There I sat in the kitchen cheering him on thinking, "Darn right, baby, he is not going to move without you blasting a few rounds in him. You are coming home at the end of every shift. No matter what the cost."
I hope I can explain myself right. It's not strange that he is carrying or using a gun. That's familiar. He had a concealed carry permit long before becoming a cop. With the very low income rental properties that we had, carrying a gun was just a smart thing to do. After a big Rottweiler chased him onto the hood of his truck when he was knocking on doors collecting rent, he never left his gun at home. He was also a hunter. Brought us home fresh game, antlers hung in the garage. I'm used to guns. I appreciate guns. I want them in my house.
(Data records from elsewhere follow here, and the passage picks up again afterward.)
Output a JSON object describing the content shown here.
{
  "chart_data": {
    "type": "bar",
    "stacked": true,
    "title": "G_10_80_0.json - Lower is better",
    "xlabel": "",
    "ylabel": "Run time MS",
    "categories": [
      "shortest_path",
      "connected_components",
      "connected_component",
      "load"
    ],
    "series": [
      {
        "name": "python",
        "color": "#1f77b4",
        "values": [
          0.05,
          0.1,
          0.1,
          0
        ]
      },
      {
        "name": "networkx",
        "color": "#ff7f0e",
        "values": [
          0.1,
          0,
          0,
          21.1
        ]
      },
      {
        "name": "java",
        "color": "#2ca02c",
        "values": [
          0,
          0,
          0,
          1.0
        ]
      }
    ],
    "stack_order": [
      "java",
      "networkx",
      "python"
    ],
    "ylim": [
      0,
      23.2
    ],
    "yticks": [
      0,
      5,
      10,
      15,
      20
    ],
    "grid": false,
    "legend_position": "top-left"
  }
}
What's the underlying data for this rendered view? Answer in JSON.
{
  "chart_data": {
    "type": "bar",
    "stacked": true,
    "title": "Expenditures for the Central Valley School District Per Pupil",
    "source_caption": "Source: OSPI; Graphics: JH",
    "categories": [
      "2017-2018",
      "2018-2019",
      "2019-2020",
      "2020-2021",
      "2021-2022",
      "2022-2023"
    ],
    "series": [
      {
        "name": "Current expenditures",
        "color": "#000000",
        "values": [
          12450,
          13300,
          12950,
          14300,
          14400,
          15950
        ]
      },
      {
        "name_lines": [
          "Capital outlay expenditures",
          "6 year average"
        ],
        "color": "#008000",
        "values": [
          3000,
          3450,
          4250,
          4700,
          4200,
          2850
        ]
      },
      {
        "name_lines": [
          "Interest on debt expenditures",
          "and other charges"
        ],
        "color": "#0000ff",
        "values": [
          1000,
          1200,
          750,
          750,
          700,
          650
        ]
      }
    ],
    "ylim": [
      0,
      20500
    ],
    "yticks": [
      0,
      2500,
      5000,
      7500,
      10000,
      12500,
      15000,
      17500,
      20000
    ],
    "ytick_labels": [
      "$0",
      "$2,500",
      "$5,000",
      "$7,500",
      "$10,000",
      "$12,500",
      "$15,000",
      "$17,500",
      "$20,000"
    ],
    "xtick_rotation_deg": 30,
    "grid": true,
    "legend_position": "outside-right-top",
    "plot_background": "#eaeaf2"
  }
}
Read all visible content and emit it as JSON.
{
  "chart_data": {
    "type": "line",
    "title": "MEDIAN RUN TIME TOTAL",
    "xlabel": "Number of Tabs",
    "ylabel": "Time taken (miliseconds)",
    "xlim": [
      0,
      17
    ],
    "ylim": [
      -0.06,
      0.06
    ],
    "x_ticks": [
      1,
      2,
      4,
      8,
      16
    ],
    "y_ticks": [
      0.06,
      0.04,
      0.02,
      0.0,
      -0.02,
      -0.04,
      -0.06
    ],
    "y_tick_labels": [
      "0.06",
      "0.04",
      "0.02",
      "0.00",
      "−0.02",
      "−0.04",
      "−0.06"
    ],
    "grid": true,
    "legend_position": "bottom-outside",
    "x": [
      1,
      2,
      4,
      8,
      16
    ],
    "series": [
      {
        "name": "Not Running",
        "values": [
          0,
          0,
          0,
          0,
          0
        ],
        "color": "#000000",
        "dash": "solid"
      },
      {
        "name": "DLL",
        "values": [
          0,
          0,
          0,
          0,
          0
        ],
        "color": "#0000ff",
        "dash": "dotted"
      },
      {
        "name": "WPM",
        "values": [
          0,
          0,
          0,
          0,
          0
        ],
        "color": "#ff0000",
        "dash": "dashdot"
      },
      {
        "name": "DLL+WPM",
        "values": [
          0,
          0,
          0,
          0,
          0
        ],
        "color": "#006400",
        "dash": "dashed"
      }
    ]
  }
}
I guess this recent experience just made me realize that I am still not used to the life and death scenarios that he is faced with every shift. His life. His death. A stranger's life. Their death. How clear his mind must be. How decisive his judgement. How important his training. How prepared emotionally.
I know that most officers never have to fire their weapon. I just didn't realize how often the scenario would still arise.